I hope that somehow people with lots of C++ knowledge get together and refactor most of the codebase.

Would you advise Domoticz to others and why?

It depends if people are capable of dealing with a complex system and are willing to spend quite some time trying to figure out how stuff works. So I have advised some friends to use it and others not to use it.

Your work

You are the creator of DzVents.  Can you tell us something about it (for the viewer who never heard of it)

dzVents is a framework that helps you write event scripts for Domoticz. It is entirely based on Lua (because the original event system is also based on Lua). It provides you with a logical object model allowing you to interact with all your assets in your system. Lua wouldn’t have been my choice (mainly because I didn’t know it) but it is very similar to JavaScript so I could get started quickly.

What made you start dzVents?

My first event scripts I wrote for Domoticz were made with Lua and I had to deal with the traditional way of working with commandArrays, device_xxx tables etc. and scattered documentation. I was annoyed by the way you had to interact with Domoticz and how you have to do crazy things in code to get all the information needed to write your events. There wasn’t a clear object model and the learning curve was steep. Documentation was something else. Scattered, incomplete, inaccurate etc. You had to write a lot of code to do the simplest of things. So, given my experience over the years on how to do these things better, I decided to start writing a layer on top of Lua that collects all the data given by Domoticz and massage all the scattered data tables into a clear object model/API. That resulted in dzVents (some weird contraction of DomoticZ eVents, but the beast gotta have a name). And quickly people started to use and recognize the beautify of it. I received a lot of feedback allowing me to improve stuff quickly. At first, dzVents was separate from Domoticz and you had to download it from GitHub and copy it into your Domoticz install. At some point, Gizmocus asked me to integrate it into Domoticz and with the help of Joost van den Broek and Scott Ling we moved stuff over to Domoticz. I did a complete rewrite of dzVents and Domoticz itself was adapted to provide even more data to the event system and from then on we had a better path of improving and extending dzVents. I also took the effort to document everything quite extensively and keep it up to date and actual because that is a key part of making things usable. My goal is to provide experienced programmers AND beginners with an easy and powerful framework so documentation is everything. On top of that, the dzVents system is heavily unit tested including about 100 integration tests so I think dzVents is the only part in Domoticz that has almost 100% test coverage.
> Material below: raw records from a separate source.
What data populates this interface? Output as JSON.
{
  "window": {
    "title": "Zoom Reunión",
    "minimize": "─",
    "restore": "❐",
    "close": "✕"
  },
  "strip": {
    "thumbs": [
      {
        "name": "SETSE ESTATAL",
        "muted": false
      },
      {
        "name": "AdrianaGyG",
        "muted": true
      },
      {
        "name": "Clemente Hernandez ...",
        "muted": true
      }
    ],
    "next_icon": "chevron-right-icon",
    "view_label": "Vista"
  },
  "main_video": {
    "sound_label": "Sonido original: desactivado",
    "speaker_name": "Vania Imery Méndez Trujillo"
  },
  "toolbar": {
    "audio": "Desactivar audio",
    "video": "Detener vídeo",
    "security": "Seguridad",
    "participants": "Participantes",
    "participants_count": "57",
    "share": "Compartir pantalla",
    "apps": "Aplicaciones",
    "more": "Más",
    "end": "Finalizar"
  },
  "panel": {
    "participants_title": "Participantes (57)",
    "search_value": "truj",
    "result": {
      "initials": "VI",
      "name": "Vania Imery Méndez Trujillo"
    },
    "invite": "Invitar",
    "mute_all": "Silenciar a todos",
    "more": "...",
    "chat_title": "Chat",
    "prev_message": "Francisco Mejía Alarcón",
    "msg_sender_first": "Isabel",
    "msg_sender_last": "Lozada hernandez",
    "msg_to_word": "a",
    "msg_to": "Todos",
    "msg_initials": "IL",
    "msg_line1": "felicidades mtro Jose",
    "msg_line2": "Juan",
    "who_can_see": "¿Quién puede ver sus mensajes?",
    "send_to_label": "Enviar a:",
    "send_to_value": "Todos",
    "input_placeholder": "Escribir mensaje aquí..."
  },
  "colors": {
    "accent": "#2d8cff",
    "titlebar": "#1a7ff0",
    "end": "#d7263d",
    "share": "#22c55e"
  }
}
What about dzVents are you most proud of?

The ease-of-use and the completeness of dzVents. I get a lot of compliments. My biggest goal is to make software that makes people happier and I believe I’ve achieved that with dzVents.
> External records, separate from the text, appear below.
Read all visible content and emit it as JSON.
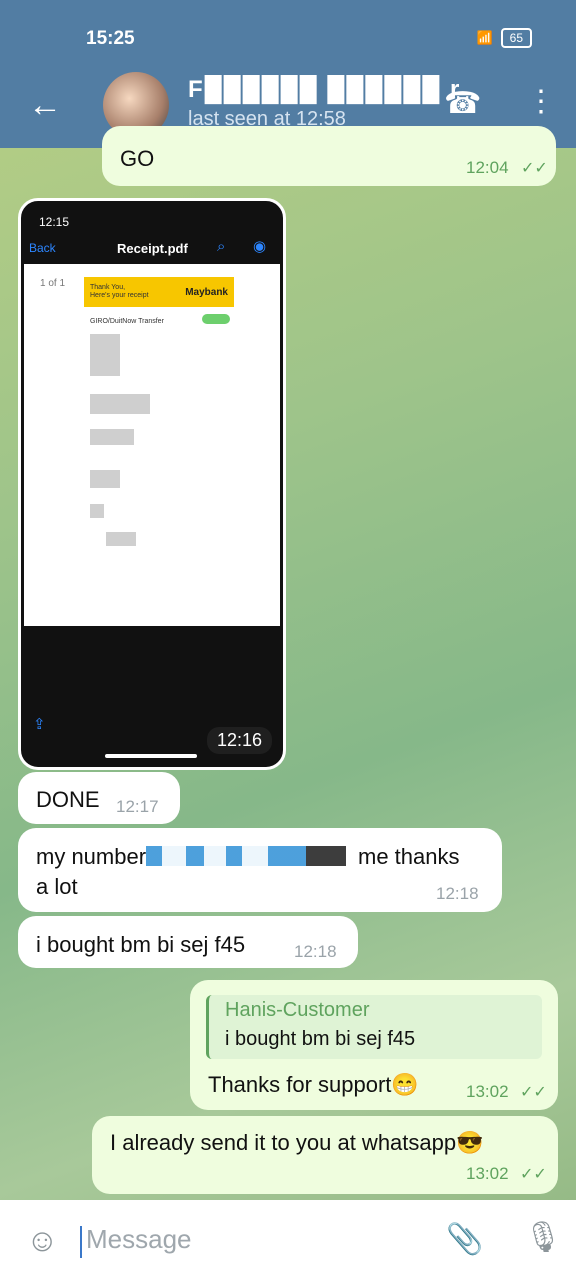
{
  "status": {
    "time": "15:25",
    "battery": "65"
  },
  "appbar": {
    "name": "F██████ ██████ r",
    "status": "last seen at 12:58"
  },
  "messages": [
    {
      "side": "out",
      "text": "GO",
      "time": "12:04"
    },
    {
      "side": "in",
      "time": "12:16",
      "screenshot": {
        "time": "12:15",
        "back": "Back",
        "title": "Receipt.pdf",
        "page": "1 of 1",
        "thank_you": "Thank You,",
        "receipt_label": "Here's your receipt",
        "brand": "Maybank",
        "transfer_type": "GIRO/DuitNow Transfer",
        "status": "Successful"
      }
    },
    {
      "side": "in",
      "text": "DONE",
      "time": "12:17"
    },
    {
      "side": "in",
      "text_line1": "my number",
      "text_line1b": "me thanks",
      "text_line2": "a lot",
      "time": "12:18"
    },
    {
      "side": "in",
      "text": "i bought bm bi sej f45",
      "time": "12:18"
    },
    {
      "side": "out",
      "reply_name": "Hanis-Customer",
      "reply_text": "i bought bm bi sej f45",
      "text": "Thanks for support😁",
      "time": "13:02"
    },
    {
      "side": "out",
      "text": "I already send it to you at whatsapp😎",
      "time": "13:02"
    }
  ],
  "composer": {
    "placeholder": "Message"
  },
  "icons": [
    "back-arrow-icon",
    "call-icon",
    "more-icon",
    "emoji-icon",
    "attach-icon",
    "mic-icon",
    "read-receipt-icon"
  ]
}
What were the biggest challenges?

Getting people to know and learn dzVents. There are and were a lot of misconceptions like dzVents being only for beginners. So not true. But I learned to ignore people who stubbornly just don’t get it.

Do you notice a lot of users who help you improve dzVents?

I am happy there are a couple of users who help me provide support to people getting to learn dzVents so I don’t have to do it all by myself. So most of the improvement support so far is users giving me new ideas or provide improvements/suggestions.

What can you tell the people who want to start with dzVents?

RTFM 🙂

What can we expect from you in the future?

There is not really a roadmap but I do have some ideas for the near future like being able to create new hardware from a script and have system events like a trigger when Domoticz starts or when a backup is made etc.

Other plans?

Maybe help to improve the release process of Domoticz in the near future.